The reason given by Europe at the time was that any bank collapse or any burning of bondholders would shatter confidence in the markets and have a domino effect across the other weak countries.  

But there's been a lot of water under the bridges in Greece, Portugal, Spain and Italy since then.  The increasingly desperate attempts in Europe to stop the spreading financial contagion led to the realization that loading up these countries with sovereign debt on top of accumulated budget debt was likely to make the situation worse, not better. 

So we have the new ESM bailout fund, due to kick in next month, which seems to be willing to muddy the water about exactly what is sovereign debt.  And we have the ECB President Mario Draghi twisting German arms to get agreement that the bank can buy bonds of countries in trouble without any limits and at much lower rates that the markets demand.

So when Spain gets into the same kind of trouble Ireland is in, a different set of rules is being applied.

The reason is that if Spain or Italy were to collapse, the euro would be finished and the European Union would be in serious trouble. 

At the EU finance ministers meeting last week, all the concentration was on the bigger problem of Spain rather than on finding a way of lessening the burden on a little country like Ireland.  So we
were ignored, apart from the few pats on Michael's shiny head.   

In a way, our good behavior in meeting all the budget targets set by the EU-IMF has worked against us.  We have also managed to get back in the bond markets ahead of schedule, even if it is on a very limited basis, and that has allowed the powers that be in Europe to think that we are doing okay and don't need to be given a break on our debt. 

Nothing could be further from the truth.  The crushing debt burden we have to service is taking billions out of here every year and will go on doing so way into the future, leaving state services cut to the bone and no money left for the investment we need to make to get our half a million unemployed back to work.

Most economists here agree that although we can muddle on for a few years, there can be no long term solution to our financial crisis without debt forgiveness or sharing. 

Apart from that, of course, there is the moral question.  Why should Irish taxpayers who played no part in the property bubble have to pay back the money lost by German and French banks and bondholders who gambled on the Irish property boom by lending billions to our banks?   They lost the bet but they still get all their money back?

Meanwhile, the Irish taxpayer is being fleeced.  Where is the justice or fairness in that? 

It's not that the EU has anything in particular against Ireland.  It's just that we were unlucky enough to be the first EU country to hit the skids, and we have been forgotten in the chaos that has ensued. 

The EU, for all its talk, is hopeless at taking action.  It puts every decision off until a crisis looms and even then it is slow. 

In the EU's view, Ireland does not need immediate fire engine intervention, so it can be left to one side for the moment while more pressing matters are dealt with.
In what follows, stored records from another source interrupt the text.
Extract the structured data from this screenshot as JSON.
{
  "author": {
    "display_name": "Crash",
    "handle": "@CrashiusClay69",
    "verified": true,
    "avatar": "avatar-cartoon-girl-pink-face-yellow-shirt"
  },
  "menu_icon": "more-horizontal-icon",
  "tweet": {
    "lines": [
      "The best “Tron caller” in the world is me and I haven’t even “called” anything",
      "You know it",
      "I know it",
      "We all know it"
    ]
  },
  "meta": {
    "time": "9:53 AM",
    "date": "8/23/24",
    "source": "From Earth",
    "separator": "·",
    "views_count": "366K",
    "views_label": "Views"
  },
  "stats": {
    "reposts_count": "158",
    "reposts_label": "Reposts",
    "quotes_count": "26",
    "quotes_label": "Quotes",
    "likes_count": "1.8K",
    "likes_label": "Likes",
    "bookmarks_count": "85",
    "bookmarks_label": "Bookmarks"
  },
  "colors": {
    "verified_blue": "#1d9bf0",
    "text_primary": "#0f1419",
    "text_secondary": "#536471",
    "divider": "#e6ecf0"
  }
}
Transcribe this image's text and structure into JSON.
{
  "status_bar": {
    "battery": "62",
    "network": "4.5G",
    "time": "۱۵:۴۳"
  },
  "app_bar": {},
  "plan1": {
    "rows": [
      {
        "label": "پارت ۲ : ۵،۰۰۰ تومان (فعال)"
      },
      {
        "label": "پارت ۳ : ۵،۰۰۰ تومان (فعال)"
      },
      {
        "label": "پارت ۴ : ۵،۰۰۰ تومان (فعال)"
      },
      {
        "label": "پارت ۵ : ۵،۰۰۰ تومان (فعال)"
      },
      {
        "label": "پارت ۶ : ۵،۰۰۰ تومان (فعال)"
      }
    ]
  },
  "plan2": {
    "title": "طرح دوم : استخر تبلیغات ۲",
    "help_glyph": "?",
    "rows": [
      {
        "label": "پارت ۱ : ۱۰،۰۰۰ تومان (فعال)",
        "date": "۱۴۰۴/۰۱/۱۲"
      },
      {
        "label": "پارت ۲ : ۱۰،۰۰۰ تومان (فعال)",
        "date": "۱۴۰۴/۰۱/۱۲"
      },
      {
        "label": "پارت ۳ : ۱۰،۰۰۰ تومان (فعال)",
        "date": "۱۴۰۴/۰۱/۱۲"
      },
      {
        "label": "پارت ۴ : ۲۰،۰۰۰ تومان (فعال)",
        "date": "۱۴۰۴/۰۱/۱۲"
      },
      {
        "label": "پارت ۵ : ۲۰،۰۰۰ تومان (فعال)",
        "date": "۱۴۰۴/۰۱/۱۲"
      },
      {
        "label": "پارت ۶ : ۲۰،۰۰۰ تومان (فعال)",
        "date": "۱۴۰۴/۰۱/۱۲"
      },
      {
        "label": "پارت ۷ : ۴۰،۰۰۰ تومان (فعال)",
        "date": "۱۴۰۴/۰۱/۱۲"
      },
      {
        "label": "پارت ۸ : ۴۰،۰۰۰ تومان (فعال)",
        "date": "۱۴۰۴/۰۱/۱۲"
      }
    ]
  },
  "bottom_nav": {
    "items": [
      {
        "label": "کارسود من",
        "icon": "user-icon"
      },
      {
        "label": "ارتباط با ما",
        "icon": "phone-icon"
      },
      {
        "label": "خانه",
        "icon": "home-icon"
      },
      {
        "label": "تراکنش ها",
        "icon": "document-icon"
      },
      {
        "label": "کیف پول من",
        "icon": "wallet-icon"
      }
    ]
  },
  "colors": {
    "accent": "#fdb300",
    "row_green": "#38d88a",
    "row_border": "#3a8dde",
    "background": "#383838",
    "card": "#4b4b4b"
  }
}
That may sound simple, but it's true. 

The only way out of this is to ditch our “best boy in the class” image and become awkward and difficult like Greece or Spain.  It's not in our nature to complain, of course. (That's what 800 years of oppression does to you!)

But the next time Noonan gets a pat on the head instead of debt relief, we should all be out on the streets. 

You don't think we're up to it?  Just wait a couple of months.  The upcoming budget in December could be the turning point.